Today even tiny CPUs are really fast. Locally you have to mess up badly to run into trouble. But of course people will do exactly that...

Most real world problems still can be solved with 32-bit software, so the last ~20 years running out of RAM always counted as "using defective hardware". AI workloads now make things interesting again, but it's not that easy to hit the ceiling with real world workload.

Cache is indeed very important. Optimisations like that are gone when you go for distributed computing. Sometimes adding a single nop can do wonders. I wonder how many percent of developers have something in their toolbox to profile for that.

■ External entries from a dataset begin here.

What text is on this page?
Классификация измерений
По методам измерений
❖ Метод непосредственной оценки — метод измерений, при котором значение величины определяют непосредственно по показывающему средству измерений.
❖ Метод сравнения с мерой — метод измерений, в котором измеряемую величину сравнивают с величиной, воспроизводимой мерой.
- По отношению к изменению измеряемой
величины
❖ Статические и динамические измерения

  • I think there's a very different perspective on this between people old enough to have written assembly for 8 bit cpus like 6502 or Z80 often with well under 64kb of total system memory - compared to people who grew up in the age where the "starting coding" choices were something like "Angular or React?" and each browser tab could consume a GB or two of memory.

    I'm not trying to say "greybeards are better" or "younger developers don't understand fundamentals" - it's more that the learned/ingrained abstractions those two types of developers start from are very very different. People who were familiar with concepts like the 6502's zero page where you get faster performance because you can use 8 bit addressing to access the first 256 _bytes_ of memory, end up with different mental tools and thinking than, say, people who started out their development learning about asynchronous callbacks and promises. One isn't better or worse than the other - but they are very very different.

    (Even today's "tiny" CPUs are commonly 32 bit multi core SOCs. ESP32 kinda took over what used to be done with 8bit atmel Arduino class CPUs)

  • Arguably cache concerns are distributed computing concepts moving closer to the core. Same with concurrency semantics. These were far more exotic concepts when the fallacies were first written.

    Very easy to hit the 3GB limit imposed by 32-bit architecture for any non trivial data processing app but luckily 64-bit is firmly established for at least 10 years

It's more niche but also underestimating the impact of using SIMD in places where it makes sense. Especially in higher level, interpreted programming languages where the overhead for each iteration is much larger than the few assembly instructions it would take to perform that iteration without vectorization in a low level language.